Intern Exhibition: i forgot i was worried about youDecember 10, 2015
It’s that time of year again: the fall 2015 intern exhibition, i forgot i was worried about you is up in our gallery! WSW provides interns with unlimited studio access and now we can celebrate all they’ve accomplished—professionally and artistically—in their time here.
Emma Bilyeu has been a studio intern since July, working primarily in the etching and papermaking studios, as well as with our fall artist’s book residents. For the exhibition, Emma worked with handmade paper, intaglio printing, and letterpress, the final results reflecting her fear of a static mind. After witnessing the brain’s downfall within her own family and realizing that she’s likely to face a similar fate, she has become hyper aware of moments when her brain is idle.

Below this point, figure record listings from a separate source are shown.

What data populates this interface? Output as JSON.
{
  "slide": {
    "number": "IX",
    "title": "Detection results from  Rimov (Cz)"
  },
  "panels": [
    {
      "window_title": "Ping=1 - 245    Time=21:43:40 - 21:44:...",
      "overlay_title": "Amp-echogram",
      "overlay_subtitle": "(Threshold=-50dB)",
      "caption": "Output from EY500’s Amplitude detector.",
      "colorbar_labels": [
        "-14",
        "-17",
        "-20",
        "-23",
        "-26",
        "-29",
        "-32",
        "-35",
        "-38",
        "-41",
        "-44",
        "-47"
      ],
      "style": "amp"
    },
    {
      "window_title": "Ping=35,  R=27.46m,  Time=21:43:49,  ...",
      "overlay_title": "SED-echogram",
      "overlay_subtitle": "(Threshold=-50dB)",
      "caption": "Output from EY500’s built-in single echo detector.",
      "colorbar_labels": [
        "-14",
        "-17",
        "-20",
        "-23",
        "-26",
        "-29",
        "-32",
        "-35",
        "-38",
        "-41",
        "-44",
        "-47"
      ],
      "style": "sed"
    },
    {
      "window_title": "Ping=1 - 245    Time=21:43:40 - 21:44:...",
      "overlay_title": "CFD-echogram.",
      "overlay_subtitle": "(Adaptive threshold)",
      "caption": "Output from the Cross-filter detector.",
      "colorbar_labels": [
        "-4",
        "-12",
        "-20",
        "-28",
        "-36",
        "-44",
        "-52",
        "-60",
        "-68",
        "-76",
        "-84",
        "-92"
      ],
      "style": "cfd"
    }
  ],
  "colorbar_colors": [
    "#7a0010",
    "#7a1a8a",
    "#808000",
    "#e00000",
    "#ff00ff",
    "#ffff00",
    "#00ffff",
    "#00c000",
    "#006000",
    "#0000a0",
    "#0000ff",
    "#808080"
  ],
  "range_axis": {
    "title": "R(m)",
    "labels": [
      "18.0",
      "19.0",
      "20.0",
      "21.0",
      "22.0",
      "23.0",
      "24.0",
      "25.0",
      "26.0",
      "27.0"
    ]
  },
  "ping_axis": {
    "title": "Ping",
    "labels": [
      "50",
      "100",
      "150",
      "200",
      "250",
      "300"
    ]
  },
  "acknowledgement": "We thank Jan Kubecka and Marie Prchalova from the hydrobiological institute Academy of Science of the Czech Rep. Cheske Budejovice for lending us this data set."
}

“When I could be thinking critically, I am often reciting lyrics or repeatedly counting to eight,” she says. Through layers of intaglio and letterpress printing, Emma repeats characters that are only reminiscent of language, as well as numbers one through eight. These, she says, “are a record of her space-holder thoughts.”

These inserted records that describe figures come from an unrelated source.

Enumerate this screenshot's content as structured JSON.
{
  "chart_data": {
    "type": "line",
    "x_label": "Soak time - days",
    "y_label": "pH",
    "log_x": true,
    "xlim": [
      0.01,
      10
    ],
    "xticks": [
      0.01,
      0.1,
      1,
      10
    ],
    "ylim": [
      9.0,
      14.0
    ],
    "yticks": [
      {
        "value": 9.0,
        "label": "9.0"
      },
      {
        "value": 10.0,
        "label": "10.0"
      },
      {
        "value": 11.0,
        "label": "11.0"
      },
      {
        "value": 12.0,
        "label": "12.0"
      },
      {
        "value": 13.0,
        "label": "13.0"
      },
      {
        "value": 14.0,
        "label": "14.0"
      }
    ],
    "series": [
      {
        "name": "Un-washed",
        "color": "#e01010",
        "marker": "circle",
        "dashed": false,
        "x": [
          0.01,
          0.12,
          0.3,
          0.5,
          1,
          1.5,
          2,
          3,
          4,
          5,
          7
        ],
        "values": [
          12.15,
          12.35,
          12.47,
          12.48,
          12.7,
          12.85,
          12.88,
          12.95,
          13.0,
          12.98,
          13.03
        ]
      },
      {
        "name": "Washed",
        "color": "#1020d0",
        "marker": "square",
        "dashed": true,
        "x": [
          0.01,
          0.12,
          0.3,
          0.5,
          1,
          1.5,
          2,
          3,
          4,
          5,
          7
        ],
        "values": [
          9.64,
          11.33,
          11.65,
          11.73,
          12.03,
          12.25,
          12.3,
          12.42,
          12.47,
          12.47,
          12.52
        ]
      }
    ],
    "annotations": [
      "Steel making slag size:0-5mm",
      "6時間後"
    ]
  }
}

She also created handmade paper pieces using overbeaten abaca, which have a skin-like translucency. They represent brain scans: vague and indecipherable, but not empty. Grey Matter, a hand-bound piece also using overbeaten abaca, conjures images of a single brain hemisphere, both fragile and resilient.
Mara Hyman has also been a studio intern for the last six months, working in the letterpress and silkscreen studios, and assisting with artist’s book production. During her time here, Mara has produced work in many media, including zines (letterpress and cut-n-paste/copy-machine printed), screen-printed curtains, mixed media collages, photopolymer prints, and both paper and ceramic sculptures. She says she loves the “intricacy and intimacy of traditional printmaking, as well as the immediacy and accessibility of cell phone photos and copy machines.”

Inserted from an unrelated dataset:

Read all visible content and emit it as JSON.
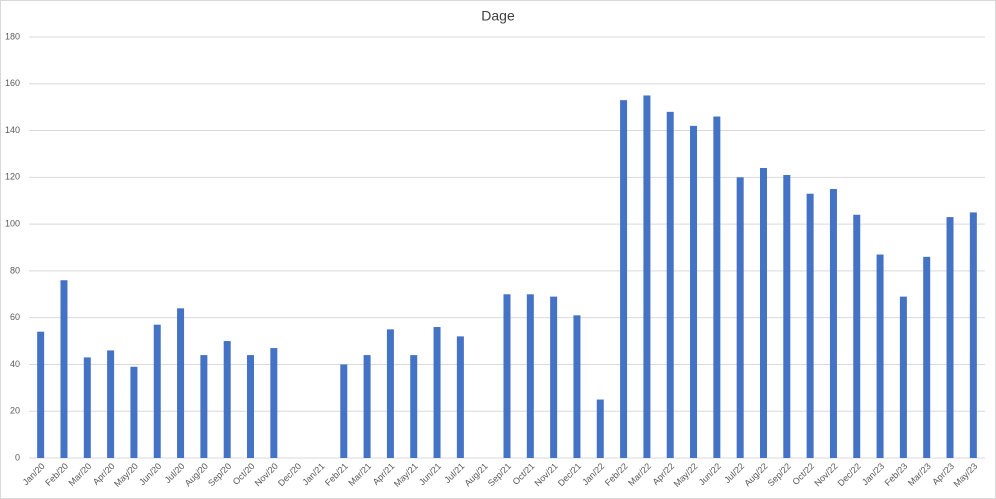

In her work, Mara contends with ideas of public and private space: claiming space as one’s own and then allowing oneself to be vulnerable and honest; accessing privacy as privilege; and achieving privacy in public space. Her screen-printed printed curtains feature repetitious window imagery, portraying the barrier and binary of public and private.
Much of Mara’s other work centers on fetishism and romanticism. She uses themes of objectification and abjection to “struggle through [her] own gender, sexuality, and heartbreak, and the trauma of living in a sexualized body.”
Katie Wofford has been WSW’s Nonprofit-Management Intern since January, working with the marketing team, planning WSW’s many events, and maintaining our database. In her year at WSW, Katie has come a long way in looking at her artistic practice.
College taught her to create minimalist work free from emotional meaning, but after working alongside both spring and fall intern groups (and taking and SAI workshop in sculptural papermaking), she’s brought representation back into her work.
One current body of work—a large closed basket and two sets of paper sculptures—represents shelter and by extension, ways to heal oneself so that shelter is no longer needed. Katie’s second body of work is a series of mixed media prints depicting plants noted for their healing properties.
“As I was installing,” Katie admits, “the two bodies of work felt too different from one another, given their conceptual relationship. I decided that the sculptures needed to literally function as a home or a shelter, so now they’re plant houses! It turns out tillandsia are quite finicky and need to be babied, so that worked out surprisingly well for a spur-of-the-moment decision.”
Last weekend, WSW held an opening reception for i forgot i was worried about you. If you missed it, stop by the studio anytime before December 18th to see what these talented ladies have been up to. We can hardly believe there are only a few weeks left of the term, but are so excited to see what they do next!